If I make a synthetic copy of the original data (same feature distributions), alter the outcome with random numbers, and work on these artificial data to design an algorithm (i.e., define predictors, combinations of some where components are too rare, and range of values of hyper parameters for example) BEFORE I run the algorithm on the original, labelled data, can this first phase where I am blind to the outcome be named unsupervised learning?
wouldn't it be supervised learning as well? Since, it is labelled irrespective of how accurate your training data is, machine is going to learn from it.
I think this could also qualify to be a semi supervised scenario
great
I want to do climate change analysis what should I use ?
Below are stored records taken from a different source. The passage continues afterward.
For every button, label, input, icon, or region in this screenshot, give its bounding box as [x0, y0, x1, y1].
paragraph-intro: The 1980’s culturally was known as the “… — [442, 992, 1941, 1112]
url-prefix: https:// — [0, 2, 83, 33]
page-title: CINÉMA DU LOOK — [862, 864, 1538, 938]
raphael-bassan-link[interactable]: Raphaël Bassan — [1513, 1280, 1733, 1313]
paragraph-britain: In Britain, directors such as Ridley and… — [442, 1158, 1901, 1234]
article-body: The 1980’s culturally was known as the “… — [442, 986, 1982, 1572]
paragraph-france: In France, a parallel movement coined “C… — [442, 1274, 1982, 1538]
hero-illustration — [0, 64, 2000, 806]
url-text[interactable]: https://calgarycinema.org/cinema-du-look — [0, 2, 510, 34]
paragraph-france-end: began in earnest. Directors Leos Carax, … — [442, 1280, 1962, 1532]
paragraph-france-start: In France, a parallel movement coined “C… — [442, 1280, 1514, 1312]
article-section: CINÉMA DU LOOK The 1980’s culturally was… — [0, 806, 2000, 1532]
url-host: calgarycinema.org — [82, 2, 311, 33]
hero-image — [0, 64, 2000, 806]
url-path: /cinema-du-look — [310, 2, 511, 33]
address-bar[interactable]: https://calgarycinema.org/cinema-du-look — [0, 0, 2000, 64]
but why unsupervised data could not detect regression? If it shows out of average value, then that data might be a regression point. I am new to this and tried to use elk on my job, thanks
Regression in this context means predicting a continuous (non-discrete) value. It's not exactly the regression known is statistics.
classification sounds similar to clustering, what is the difference tho?
In classification, we know the number of available classes a priori (e.g. classifying tumors as either benign or malignant) and when training the model, we specify what class each training example belongs to.
On clustering, we may or may not know the number of clusters. Also, when training the algorithms we don't specify what cluster a training example belongs to (since we have no idea).
They are similar but not the same.
I want to know ho does this delivery of the video works …. I mean does he know to type mirrored or what is it … confused a lot
See ibm.biz/write-backwards
Thank you so much man …. Finally got answer to this 😅😅
I always wondered how it worked
Quick response tho 💯💯
Supervised = your dataset has a target variable
Unsupervised = your dataset does not have a target variable
5:00 you should have a video explaining what unlabeled data is. Here's a video I found helpful czcams.com/video/vSO8dFTtlfE/video.html
de-click your audio plz, i can hear your saliva
I'm a bit distracted by his ability to write backwards so easily and quickly.